Indeed, Sarno seemed by turned energetic and frustrated at the suggestion housing construction has been poor.

“Within the next two or three years we’ll have 600 more housing units on board and that’s across the board,” he said. The mayor listed many projects, mostly for market-rate units, that were underway or had opened during his reign.

Justin Hurst

Hurst has been building toward replacing the Building Commissioner. (still via YouTube/Focus Springfield)

Repeating a line from the debate at Mt. Zion church, Hurst reiterated his call for a Building Commissioner who lives in Springfield. (The position is subject to the Residency Ordinance, but the current commissioner, Steven Desilets, is grandfathered in and does not live in the city).

“We can make sure we have a Building Department head who actually lives in the City of Springfield and understands the urgency of the housing needs here in the city,” he said. Accusing the department of lacking competency, Hurst added, “Unfortunately what’s happening right now is that you have developers that are waiting months in order to get permits.”

Hurst also suggested he would staff up the Law Department’s housing section to support code enforcement.

Meanwhile, the mayor’s building record not impress Lederman.

“We are 11,000 units short of housing in our region. Six hundred over the next three years is a drop in the bucket,” he said. Moreover, he critiqued the home ownership record. Lederman asserted that 50% of the city’s homes “have become owned by investors” or limited liability companies.

Lederman touted legislation he has introduced that would create a housing trust to aggregate state and federal resources to build more homes.

Orlando Ramos

The HDIP reference was one of clearest connections Ramos made to his rep tenure during the debate. (still via YouTube/Focus Springfield)

In a similar vein, Ramos pointed to increases in the state Housing Development Incentive Program he supported in the House.

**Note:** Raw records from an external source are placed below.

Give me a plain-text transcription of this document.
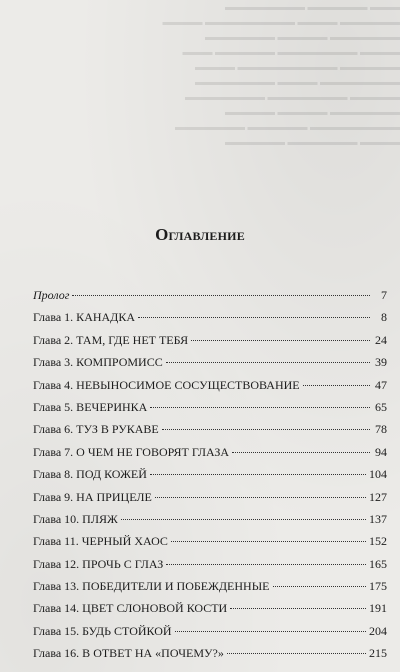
▬▬▬ ▬▬▬▬▬▬ ▬▬▬▬▬▬▬▬
▬▬▬▬▬▬ ▬▬▬▬ ▬▬▬▬▬▬▬▬▬ ▬▬▬▬
▬▬▬▬▬▬▬ ▬▬▬▬▬ ▬▬▬▬▬▬▬
▬▬▬▬ ▬▬▬▬▬▬▬▬ ▬▬▬▬▬▬ ▬▬▬
▬▬▬▬▬▬ ▬▬▬▬▬▬▬▬▬▬ ▬▬▬▬
▬▬▬▬▬▬▬▬ ▬▬▬▬ ▬▬▬▬▬▬▬▬
▬▬▬▬▬ ▬▬▬▬▬▬▬▬ ▬▬▬▬▬▬▬▬
▬▬▬▬▬▬▬ ▬▬▬▬▬ ▬▬▬▬▬
▬▬▬▬▬▬▬▬▬ ▬▬▬▬▬▬ ▬▬▬▬▬▬▬
▬▬▬▬ ▬▬▬▬▬▬▬ ▬▬▬▬▬▬
Оглавление
Пролог	7
Глава 1. КАНАДКА	8
Глава 2. ТАМ, ГДЕ НЕТ ТЕБЯ	24
Глава 3. КОМПРОМИСС	39
Глава 4. НЕВЫНОСИМОЕ СОСУЩЕСТВОВАНИЕ	47
Глава 5. ВЕЧЕРИНКА	65
Глава 6. ТУЗ В РУКАВЕ	78
Глава 7. О ЧЕМ НЕ ГОВОРЯТ ГЛАЗА	94
Глава 8. ПОД КОЖЕЙ	104
Глава 9. НА ПРИЦЕЛЕ	127
Глава 10. ПЛЯЖ	137
Глава 11. ЧЕРНЫЙ ХАОС	152
Глава 12. ПРОЧЬ С ГЛАЗ	165
Глава 13. ПОБЕДИТЕЛИ И ПОБЕЖДЕННЫЕ	175
Глава 14. ЦВЕТ СЛОНОВОЙ КОСТИ	191
Глава 15. БУДЬ СТОЙКОЙ	204
Глава 16. В ОТВЕТ НА «ПОЧЕМУ?»	215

The expansion has passed both houses, but thus far in separate legislative vehicles.

Another subject splitting the candidates was the location for a new Hampden County Courthouse. The state has identified potential locations, including a new building at the current site and other locations around downtown.

Obviously, all candidates want it to remain in Springfield. Lederman backed sites near the train station, which could incorporate a new police station. Hurst and Ramos prefer the state build a new courthouse on the current site. Sarno again backed the riverfront proposal that motor coach magnate Peter Picknelly is pushing.

The mayor’s opponents panned Picknelly’s proposal as a favor to a contributor. Sarno assured the location, in the shadow of an interstate highway interchange, would be, no surprise, “a gamechanger”—with parking!

However, not all of Sarno’s challengers were critics.

“I’m for riverfront development,” Ciampi said. However, he was not committing to that location alone. “I think that having a facility close to Union Station would also be a good game changer as well for the city.”